Trump's early mentor Roy Cohn was McCarthy's chief counsel. Trump's ex-advisor Steve Bannon has defended McCarthy, as has another advisor, Ann Coulter, who praises him highly. And as Politico's Michael Kruse notes, Trump has quite a bit in common with McCarthy:
McCarthy, after all, was “an essentially destructive force,” according to biographer Richard H. Rovere. He was “a chronic opportunist.” He was “a political speculator.” He was “a Republican who had started as a Democrat.” He was “a fertile innovator, a first-rate organizer and galvanizer of mobs, a skilled manipulator of public opinion, and something like a genius at that essential American strategy: publicity.” He was “a vulgarian.” He was “a man with an almost aesthetic preference for untruth.” He “faked it all and could not understand anyone who didn’t.” He “made sages of screwballs and accused wise men of being fools.” He was “the first American ever to be actively hated and feared by foreigners in large numbers.” He “favored the third person.”
But how much of this do you believe Trump knows? Do you think he could pass even a basic quiz on McCarthy? Do you think he could name McCarthy's state, or his party, or even the approximate years McCarthy served in the Senate? Do you think he could describe what McCarthy did, whom he accused, or who ultimately challenged him?

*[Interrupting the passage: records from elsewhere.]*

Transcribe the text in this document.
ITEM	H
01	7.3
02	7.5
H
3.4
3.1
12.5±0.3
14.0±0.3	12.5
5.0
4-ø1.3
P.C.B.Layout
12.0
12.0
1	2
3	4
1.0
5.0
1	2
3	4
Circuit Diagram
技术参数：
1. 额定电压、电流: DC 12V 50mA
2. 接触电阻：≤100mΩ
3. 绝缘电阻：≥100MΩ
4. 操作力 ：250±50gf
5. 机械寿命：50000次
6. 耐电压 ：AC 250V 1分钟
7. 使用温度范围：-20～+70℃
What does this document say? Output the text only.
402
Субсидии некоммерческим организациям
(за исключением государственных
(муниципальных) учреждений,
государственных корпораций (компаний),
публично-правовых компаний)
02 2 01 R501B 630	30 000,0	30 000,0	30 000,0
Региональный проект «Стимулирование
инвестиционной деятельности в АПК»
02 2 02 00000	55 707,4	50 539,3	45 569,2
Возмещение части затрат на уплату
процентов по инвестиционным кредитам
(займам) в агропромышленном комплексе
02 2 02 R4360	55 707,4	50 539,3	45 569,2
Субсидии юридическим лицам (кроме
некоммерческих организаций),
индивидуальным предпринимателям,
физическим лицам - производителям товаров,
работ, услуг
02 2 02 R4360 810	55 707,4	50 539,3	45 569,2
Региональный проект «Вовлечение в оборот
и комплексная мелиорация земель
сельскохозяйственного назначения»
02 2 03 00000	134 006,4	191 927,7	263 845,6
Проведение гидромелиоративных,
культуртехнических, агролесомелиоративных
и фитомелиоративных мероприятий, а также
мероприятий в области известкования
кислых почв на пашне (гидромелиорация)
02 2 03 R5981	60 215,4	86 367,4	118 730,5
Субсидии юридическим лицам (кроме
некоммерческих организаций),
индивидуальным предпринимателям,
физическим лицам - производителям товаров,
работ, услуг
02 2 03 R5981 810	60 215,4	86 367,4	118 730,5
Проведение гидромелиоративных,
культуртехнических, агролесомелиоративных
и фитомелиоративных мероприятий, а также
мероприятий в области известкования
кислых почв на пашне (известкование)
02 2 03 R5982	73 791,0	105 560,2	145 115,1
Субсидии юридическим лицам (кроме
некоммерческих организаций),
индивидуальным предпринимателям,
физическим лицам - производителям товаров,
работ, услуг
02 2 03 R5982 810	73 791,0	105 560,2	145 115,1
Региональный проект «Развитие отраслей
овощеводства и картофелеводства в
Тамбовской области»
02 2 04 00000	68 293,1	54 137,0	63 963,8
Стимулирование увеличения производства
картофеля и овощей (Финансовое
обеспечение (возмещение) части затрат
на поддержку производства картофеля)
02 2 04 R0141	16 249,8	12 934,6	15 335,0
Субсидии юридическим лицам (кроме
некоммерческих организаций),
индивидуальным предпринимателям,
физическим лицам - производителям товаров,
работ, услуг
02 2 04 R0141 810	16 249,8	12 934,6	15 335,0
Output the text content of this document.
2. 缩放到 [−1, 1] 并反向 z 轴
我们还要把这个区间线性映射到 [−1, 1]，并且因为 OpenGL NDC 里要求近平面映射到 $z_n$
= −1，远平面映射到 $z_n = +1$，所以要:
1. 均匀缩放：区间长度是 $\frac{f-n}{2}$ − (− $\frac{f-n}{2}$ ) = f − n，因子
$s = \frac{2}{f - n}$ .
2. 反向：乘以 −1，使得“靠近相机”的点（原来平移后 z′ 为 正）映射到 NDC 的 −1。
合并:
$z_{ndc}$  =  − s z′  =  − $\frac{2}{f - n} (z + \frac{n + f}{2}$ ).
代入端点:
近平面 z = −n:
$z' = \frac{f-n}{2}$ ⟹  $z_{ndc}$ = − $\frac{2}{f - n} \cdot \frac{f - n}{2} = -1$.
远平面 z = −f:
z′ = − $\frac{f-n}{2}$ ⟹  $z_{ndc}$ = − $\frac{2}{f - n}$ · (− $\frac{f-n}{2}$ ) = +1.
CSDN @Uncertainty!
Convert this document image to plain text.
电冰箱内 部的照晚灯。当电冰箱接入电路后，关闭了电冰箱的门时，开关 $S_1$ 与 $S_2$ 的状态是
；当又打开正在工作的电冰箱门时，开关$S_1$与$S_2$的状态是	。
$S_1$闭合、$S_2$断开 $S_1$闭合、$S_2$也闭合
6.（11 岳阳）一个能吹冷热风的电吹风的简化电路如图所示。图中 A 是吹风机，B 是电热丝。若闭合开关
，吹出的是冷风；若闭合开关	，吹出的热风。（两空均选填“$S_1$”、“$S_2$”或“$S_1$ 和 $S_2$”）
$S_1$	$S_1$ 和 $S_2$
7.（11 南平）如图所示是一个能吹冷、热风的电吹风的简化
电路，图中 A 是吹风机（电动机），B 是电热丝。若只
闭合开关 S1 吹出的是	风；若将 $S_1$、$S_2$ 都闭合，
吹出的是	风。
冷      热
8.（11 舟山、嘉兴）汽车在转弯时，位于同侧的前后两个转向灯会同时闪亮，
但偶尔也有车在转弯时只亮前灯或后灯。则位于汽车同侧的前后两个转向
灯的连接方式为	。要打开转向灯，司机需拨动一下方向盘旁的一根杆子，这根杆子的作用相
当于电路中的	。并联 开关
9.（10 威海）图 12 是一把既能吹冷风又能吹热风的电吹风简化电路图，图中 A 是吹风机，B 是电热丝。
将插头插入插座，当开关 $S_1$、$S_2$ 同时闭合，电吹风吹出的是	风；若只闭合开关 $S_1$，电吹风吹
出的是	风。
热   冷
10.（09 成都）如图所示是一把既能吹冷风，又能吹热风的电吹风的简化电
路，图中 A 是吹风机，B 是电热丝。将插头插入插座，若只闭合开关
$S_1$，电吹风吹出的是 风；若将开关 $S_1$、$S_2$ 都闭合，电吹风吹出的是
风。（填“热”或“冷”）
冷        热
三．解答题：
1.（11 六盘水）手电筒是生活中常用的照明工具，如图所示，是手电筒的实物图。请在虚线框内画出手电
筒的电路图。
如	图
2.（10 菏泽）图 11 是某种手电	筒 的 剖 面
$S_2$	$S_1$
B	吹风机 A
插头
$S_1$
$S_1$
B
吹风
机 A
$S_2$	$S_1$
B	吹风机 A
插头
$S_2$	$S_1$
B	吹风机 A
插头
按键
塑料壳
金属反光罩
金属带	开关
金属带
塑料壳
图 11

To Trump, McCarthy is a brand. He's the gold standard if you want to drop the name of a political persecutor. Trump doesn't know any more about Joe McCarthy than he does about George Patton and Douglas MacArthur, generals whose names he also likes to drop. Trump just knows that they're the ultimate generals. If they were jewelry stores, they'd be Tiffany. If they were cars, they'd be Rolls-Royce. If they were décor accents, they'd be large amounts of gold.

So don't read too much into the McCarthy tweet. Trump has only the most primitive idea of what he's saying.